Nowadays, reduction of amounts of CO₂ from ironmaking process is important from the aspect of prevention of the global warming. COURSE50 is Japanese national project which aims to reduce the amount of CO₂ emission from ironmaking process by 30% by 2050. In COURSE50, we try to reduce iron oxide with H₂ to decrease amounts of carbon use, by injecting large amount of gas containing H₂ and pulverized coal (PC) from tuyere. In that case, PC combustibility can be different from that in general blast furnace condition, due to high co-injected reducing gas ratio. Though a large number of researches about PC combustion around tuyere of blast furnace has been carried out, the effect of large amounts of co-injected reducing gas on PC combustibility was hardly investigated. To evaluate that, we conducted experiments with two experimental furnaces equipped with various non-contact measurement apparatus and found that;

1) The larger amounts of co-injected reducing gas were, the faster O₂ and CO₂ consumption, and CO and H₂ generation in the raceway.
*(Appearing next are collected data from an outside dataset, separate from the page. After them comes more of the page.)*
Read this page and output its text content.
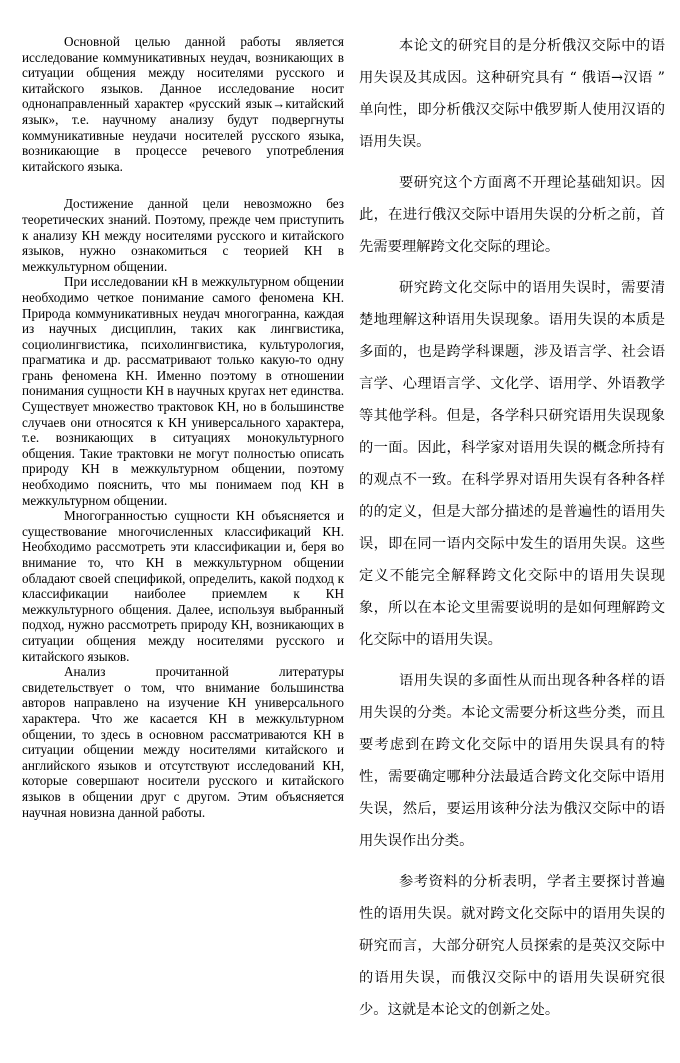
Основной целью данной работы является исследование коммуникативных неудач, возникающих в ситуации общения между носителями русского и китайского языков. Данное исследование носит однонаправленный характер «русский язык→китайский язык», т.е. научному анализу будут подвергнуты коммуникативные неудачи носителей русского языка, возникающие в процессе речевого употребления китайского языка.

Достижение данной цели невозможно без теоретических знаний. Поэтому, прежде чем приступить к анализу КН между носителями русского и китайского языков, нужно ознакомиться с теорией КН в межкультурном общении.

При исследовании кН в межкультурном общении необходимо четкое понимание самого феномена КН. Природа коммуникативных неудач многогранна, каждая из научных дисциплин, таких как лингвистика, социолингвистика, психолингвистика, культурология, прагматика и др. рассматривают только какую-то одну грань феномена КН. Именно поэтому в отношении понимания сущности КН в научных кругах нет единства. Существует множество трактовок КН, но в большинстве случаев они относятся к КН универсального характера, т.е. возникающих в ситуациях монокультурного общения. Такие трактовки не могут полностью описать природу КН в межкультурном общении, поэтому необходимо пояснить, что мы понимаем под КН в межкультурном общении.

Многогранностью сущности КН объясняется и существование многочисленных классификаций КН. Необходимо рассмотреть эти классификации и, беря во внимание то, что КН в межкультурном общении обладают своей спецификой, определить, какой подход к классификации наиболее приемлем к КН межкультурного общения. Далее, используя выбранный подход, нужно рассмотреть природу КН, возникающих в ситуации общения между носителями русского и китайского языков.

Анализ прочитанной литературы свидетельствует о том, что внимание большинства авторов направлено на изучение КН универсального характера. Что же касается КН в межкультурном общении, то здесь в основном рассматриваются КН в ситуации общении между носителями китайского и английского языков и отсутствуют исследований КН, которые совершают носители русского и китайского языков в общении друг с другом. Этим объясняется научная новизна данной работы.

本论文的研究目的是分析俄汉交际中的语用失误及其成因。这种研究具有 “ 俄语→汉语 ” 单向性，即分析俄汉交际中俄罗斯人使用汉语的语用失误。

要研究这个方面离不开理论基础知识。因此，在进行俄汉交际中语用失误的分析之前，首先需要理解跨文化交际的理论。

研究跨文化交际中的语用失误时，需要清楚地理解这种语用失误现象。语用失误的本质是多面的，也是跨学科课题，涉及语言学、社会语言学、心理语言学、文化学、语用学、外语教学等其他学科。但是，各学科只研究语用失误现象的一面。因此，科学家对语用失误的概念所持有的观点不一致。在科学界对语用失误有各种各样的的定义，但是大部分描述的是普遍性的语用失误，即在同一语内交际中发生的语用失误。这些定义不能完全解释跨文化交际中的语用失误现象，所以在本论文里需要说明的是如何理解跨文化交际中的语用失误。

语用失误的多面性从而出现各种各样的语用失误的分类。本论文需要分析这些分类，而且要考虑到在跨文化交际中的语用失误具有的特性，需要确定哪种分法最适合跨文化交际中语用失误，然后，要运用该种分法为俄汉交际中的语用失误作出分类。

参考资料的分析表明，学者主要探讨普遍性的语用失误。就对跨文化交际中的语用失误的研究而言，大部分研究人员探索的是英汉交际中的语用失误，而俄汉交际中的语用失误研究很少。这就是本论文的创新之处。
2) The amounts of co-injected reducing gas should be optimized for higher PC combustibility.

3) Co-injected reducing gas activated PC combustion by raising PC temperature, and that resulted in acceleration of PC.

4) Trade-off relationship between rapid heating effect and O₂ consumption of co-injected reducing gas could determine the optimum amounts of reducing gas.

Consequently, we elucidated how we could co-inject reducing gas with PC as reducing agents without deteriorating PC combustibility.